Static dissipation due to:
1.sub threshold conduction while the transistor is OFF.
2.Tunneling current through gate oxide.
3Leakage current through reverse biased diodes.
Dynamic dissipation due to:
1.charging and discharging of input and load capacitance.
2.short circuit current while both PMOS and NMOS networks are ON.
Ptotal = Pstatic + Pdynamic
Let us see one by one:
Static power dissipation
Subthreshold Leakage:
The V-I characteristics of transistor shows that current Id flows only when gate to source voltage Vgs > Vt.But in reality when Vgs < Vt ,the transistor does not become OFF, there is some leakage,given by following expression.
Leakage = exp(-qVt/kT)
This happens due to carrier diffusion from source to drain in weak inversion.
So static power dissipation depend on temperature .So ,when chip heats up static power dissipation also exponentially increases.
Gate oxide tunneling:
When a high electric field is applied to gate oxide ,electrons may tunnel into gate oxide layer if it is less than 3-4nm thick which results in leakage.This leakage current exponentially depends on oxide thickness and Vdd.Electrons may tunnel into conduction band of the oxide layer.
There is finite probability that carriers may tunnel into gate oxide causing gate leakage current flowing into the gate.Junction Leakage:
There are many parasitic diodes which are formed for e.g, p-n junction between diffusion and substrate or well form diodes.To make these diodes reverse biased ,substrate is connected to GND and n-well to VDD .But these reverse biased diodes conduct a small amount of current.
Ireverse=A.Js.(e(q.Vbias/kT)-1)
Vbias-->reverse bias voltage across the junction
Js-->reverse satuartion current density
A-->junction area
Junction leakage is caused by diffusion and drift of minority carriers at the edges of depletion region and generation of electron -hole pair in the depletion region of the reverse biased junctions.
Dynamic Power Dissipation
Dynamic power dissipation occur when signal flow through CMOS logic circuit which change logic state.Power is drawn from power supply to charge the output node capacitance.
The output node capacitance consists of the following:
1.Output node capacitance of the logic gate:This is due to drain diffusion region.
2.Total interconnect capacitance.
3.Input node capacitance of the driven gate :This is due to the gate oxide capacitance.
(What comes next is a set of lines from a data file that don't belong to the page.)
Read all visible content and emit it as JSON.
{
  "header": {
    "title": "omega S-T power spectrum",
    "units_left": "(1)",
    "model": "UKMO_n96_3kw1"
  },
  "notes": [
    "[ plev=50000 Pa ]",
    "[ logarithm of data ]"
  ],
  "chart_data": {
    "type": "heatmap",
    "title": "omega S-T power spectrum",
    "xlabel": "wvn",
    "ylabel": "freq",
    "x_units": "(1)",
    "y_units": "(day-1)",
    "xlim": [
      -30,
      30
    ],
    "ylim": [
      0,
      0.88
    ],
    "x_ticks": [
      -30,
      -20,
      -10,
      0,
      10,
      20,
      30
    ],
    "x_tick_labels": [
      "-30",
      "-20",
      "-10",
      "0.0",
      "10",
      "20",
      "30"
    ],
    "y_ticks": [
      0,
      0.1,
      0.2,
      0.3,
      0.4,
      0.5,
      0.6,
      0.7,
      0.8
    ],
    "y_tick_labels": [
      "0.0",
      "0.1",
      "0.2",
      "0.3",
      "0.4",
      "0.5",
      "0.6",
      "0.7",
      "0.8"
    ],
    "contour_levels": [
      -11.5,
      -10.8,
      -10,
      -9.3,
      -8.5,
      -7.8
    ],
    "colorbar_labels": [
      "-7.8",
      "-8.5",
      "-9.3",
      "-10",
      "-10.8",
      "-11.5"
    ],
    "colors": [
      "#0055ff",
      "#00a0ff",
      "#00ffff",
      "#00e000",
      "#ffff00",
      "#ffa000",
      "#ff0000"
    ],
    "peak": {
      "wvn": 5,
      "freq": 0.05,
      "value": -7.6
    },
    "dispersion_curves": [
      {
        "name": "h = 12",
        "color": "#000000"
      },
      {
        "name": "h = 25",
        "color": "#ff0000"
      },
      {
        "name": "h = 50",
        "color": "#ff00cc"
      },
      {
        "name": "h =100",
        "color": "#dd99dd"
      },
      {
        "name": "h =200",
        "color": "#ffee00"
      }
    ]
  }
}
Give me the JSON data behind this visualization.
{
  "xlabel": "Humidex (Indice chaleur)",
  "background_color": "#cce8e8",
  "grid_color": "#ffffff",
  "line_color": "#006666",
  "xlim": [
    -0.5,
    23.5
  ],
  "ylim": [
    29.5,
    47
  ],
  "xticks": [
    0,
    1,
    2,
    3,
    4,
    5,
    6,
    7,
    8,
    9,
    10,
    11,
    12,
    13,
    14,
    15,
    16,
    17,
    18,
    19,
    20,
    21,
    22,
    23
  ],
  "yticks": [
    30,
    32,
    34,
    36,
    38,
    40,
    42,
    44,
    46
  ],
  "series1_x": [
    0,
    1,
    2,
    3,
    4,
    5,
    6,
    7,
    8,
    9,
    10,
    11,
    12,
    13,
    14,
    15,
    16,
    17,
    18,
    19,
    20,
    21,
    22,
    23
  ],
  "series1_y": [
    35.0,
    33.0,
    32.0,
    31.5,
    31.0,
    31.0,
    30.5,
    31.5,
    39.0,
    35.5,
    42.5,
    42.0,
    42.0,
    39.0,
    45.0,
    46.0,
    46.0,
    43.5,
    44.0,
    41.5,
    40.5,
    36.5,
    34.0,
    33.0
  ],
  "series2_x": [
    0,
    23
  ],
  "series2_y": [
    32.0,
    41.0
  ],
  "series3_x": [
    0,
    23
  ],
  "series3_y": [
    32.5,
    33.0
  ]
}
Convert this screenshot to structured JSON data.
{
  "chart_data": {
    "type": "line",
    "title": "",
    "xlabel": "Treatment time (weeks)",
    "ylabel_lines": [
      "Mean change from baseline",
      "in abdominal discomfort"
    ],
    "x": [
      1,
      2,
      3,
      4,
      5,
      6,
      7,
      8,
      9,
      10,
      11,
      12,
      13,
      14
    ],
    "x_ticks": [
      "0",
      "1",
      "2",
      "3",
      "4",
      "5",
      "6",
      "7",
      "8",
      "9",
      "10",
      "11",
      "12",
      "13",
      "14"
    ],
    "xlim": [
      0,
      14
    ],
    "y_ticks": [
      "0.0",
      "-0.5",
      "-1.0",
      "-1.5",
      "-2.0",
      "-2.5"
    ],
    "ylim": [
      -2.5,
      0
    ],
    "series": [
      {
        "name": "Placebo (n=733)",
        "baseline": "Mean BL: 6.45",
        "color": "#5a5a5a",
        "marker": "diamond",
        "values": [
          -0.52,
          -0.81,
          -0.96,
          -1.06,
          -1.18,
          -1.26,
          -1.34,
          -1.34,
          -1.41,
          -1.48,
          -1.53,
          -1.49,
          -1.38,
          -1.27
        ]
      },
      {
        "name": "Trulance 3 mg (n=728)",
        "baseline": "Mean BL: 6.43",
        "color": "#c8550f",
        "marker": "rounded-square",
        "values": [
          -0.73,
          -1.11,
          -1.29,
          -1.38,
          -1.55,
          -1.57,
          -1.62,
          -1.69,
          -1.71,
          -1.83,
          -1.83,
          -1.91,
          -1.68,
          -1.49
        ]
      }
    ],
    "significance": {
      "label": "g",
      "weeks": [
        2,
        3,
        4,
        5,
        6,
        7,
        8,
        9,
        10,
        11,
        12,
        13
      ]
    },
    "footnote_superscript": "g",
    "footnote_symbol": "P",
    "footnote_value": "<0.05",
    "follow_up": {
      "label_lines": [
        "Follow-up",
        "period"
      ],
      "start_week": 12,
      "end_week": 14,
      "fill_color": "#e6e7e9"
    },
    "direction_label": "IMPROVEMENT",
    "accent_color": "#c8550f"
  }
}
Let us consider this inverter circuit .Power is consumed from the power supply to charge the output node capacitance. Power drawn from power supply is dissipated in PMOS during charge up and charge down process dissipates power in NMOS transistor.Only half of the power is stored as energy in capacitance,
Therefore energy stored in capacitor is= CL.VDD2 / 2.The other half is dissipated as heat in PMOS transistor.We see that energy dissipation in PMOS is independent of the size of PMOS.
This energy is then dissipated as heat in NMOS transistor.During discharge phase charge is removed from the capacitor and its energy is dissipated as heat in NMOS.
Each switching cycle takes a fixed amount of energy = CL. VDD2.
If a gate is switched on and off ‘fn’ times / second, then Pdynamic = CL. VDD2. fn.
Below mentioned steps can be taken to reduce dynamic power
1) Reduce power supply voltage Vdd
2) Reduce voltage swing in all nodes
3) Reduce the switching probability (transition factor)
4) Reduce load capacitance
Short Circuit Power:
The finite rise and fall time of the input to the CMOS logic gates causes a direct current path from VDD to Gnd,this exist for short duration during switching.
During switching both NMOS and PMOS are simultaneously turned ON,especially when the condition ,VTn < Vin < Vdd - |VTp| holds for the input voltage, where VTn and VTp are NMOS and PMOS thresholds, there will be a conductive path open between Vdd and GND because both the NMOS and PMOS devices will be simultaneously on.
When the input voltage exceeds threshold voltage VTn the NMOS starts conducting and until input voltage reaches Vdd-|Vtp| PMOS is ON.Thus for some time bot transistor are ON.Similar event causes short circuit current to flow when signal is falling.Short circuit current terminates when transition is completed.
short circuit current is directly dependent on rise time and fall time, reducing transition short circuit component decreases.But propagation delay need to be considered.
when input rise and fall time is greater than the output rise and fall time ,short circuit path will be for longer time ,so it is desirable to have equal rise and fall time edges.
also, if Vdd is less than the sum of Vtn and Vtp then short circuit current can be eliminated since there is no way that both transistor can be turned on for any input voltage.